L’environnement et la lutte aux changements climatiques se retrouveront au cœur de la campagne électorale du Nouveau Parti démocratique (NPD). En ce sens, le chef du parti, Jagmeet Singh, entend rapidement démarrer le projet de train à grande fréquence (TGF) qui passerait par Trois-Rivières.

Récemment, le Parti libéral du Canada a annoncé un investissement de 71,1 M$ pour mettre en place une équipe de projet pour poursuivre différentes études et évaluations. Or, le NPD s’engage à mettre en place le projet dans les 100 premiers jours d’un mandat.

«On propose de s’assoir avec les partenaires dans les 100 premiers jours. Toutes les études ont déjà été faites. C’est clair qu’on peut faire le projet. Il manque le courage. On a le courage. On est prêt à faire notre juste part comme gouvernement fédéral avec le financement et on est prêt à parler avec les gens pour aller de l’avant. C’est le temps de faire le travail et de mettre en œuvre le programme», explique Jagmeet Singh.

Il précise que ce projet améliorera également la qualité de vie des citoyens de la région et encouragera le transport en commun, réduisant du même coup les émissions de gaz à effet de serre. Par ailleurs, il s’engage à ce que le financement du projet soit entièrement public.

Un autre élément important du plan de match environnemental des néodémocrates consiste en la mise sur pied d’un fonds de 2,5 milliards $ pour aider les municipalités à améliorer leurs infrastructures pour faire face aux inondations.

Un fonds existe déjà, mais de nombreuses barrières empêchent les petites municipalités d’y avoir accès, déplore le chef du NPD.

«Il y a des infrastructures anciennes dans beaucoup de municipalités qui ne sont plus conformes aux nouvelles réalités. On voit des événements climatiques sévères qui continuent. On ne peut pas rester au statu quo. On veut que ce fonds ait moins de barrières, indique M. Singh. Par exemple, en ce moment,  les projets doivent être évalués à 20 millions $. Pour une petite municipalité, c’est un montant trop élevé. Il y a aussi une barrière en matière de financement. Pour les grandes villes, le fonds peut financer le tiers ou la moitié du projet, mais c’est difficile pour les petites municipalités d’avoir assez de financement. Il faut prendre en considération qu’elles ont des moyens financiers différents des grandes villes.»

La députée de Berthier-Maskinongé et candidate dans la circonscription en vue des prochaines élections, Ruth Ellen Brosseau, a aussi rappelé que de nombreux citoyens du comté se montrent inquiets face à l’érosion des berges.

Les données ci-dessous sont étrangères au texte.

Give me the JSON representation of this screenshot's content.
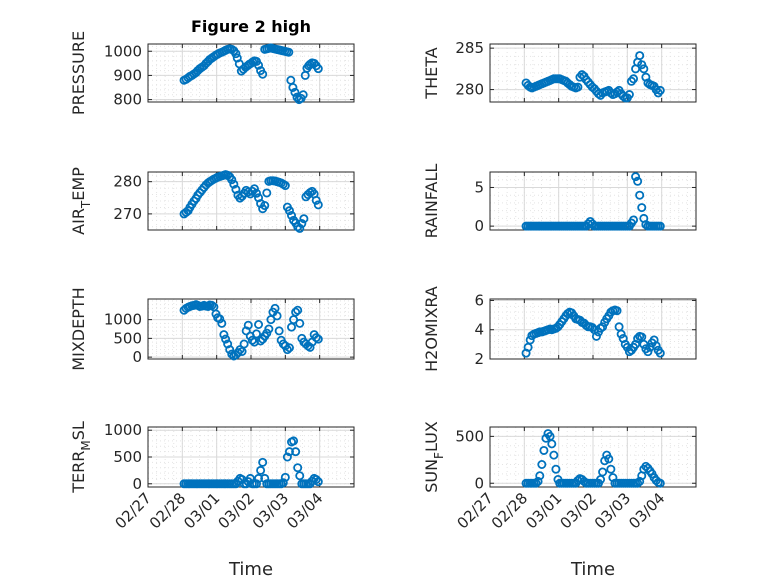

«Les Libéraux n’ont pas livré la marchandise en matière d’environnement. Ils ont acheté un oléoduc et financé le secteur pétrolier. Il faut faire l’inverse et investir dans les énergies propres et renouvelables. Quant aux Conservateurs, leur programme environnemental est par et pour le secteur pétrolier. Notre plan va réduire les émissions de gaz à effet de serre et améliorer la qualité de vie des gens», conclut Jagmeet Singh.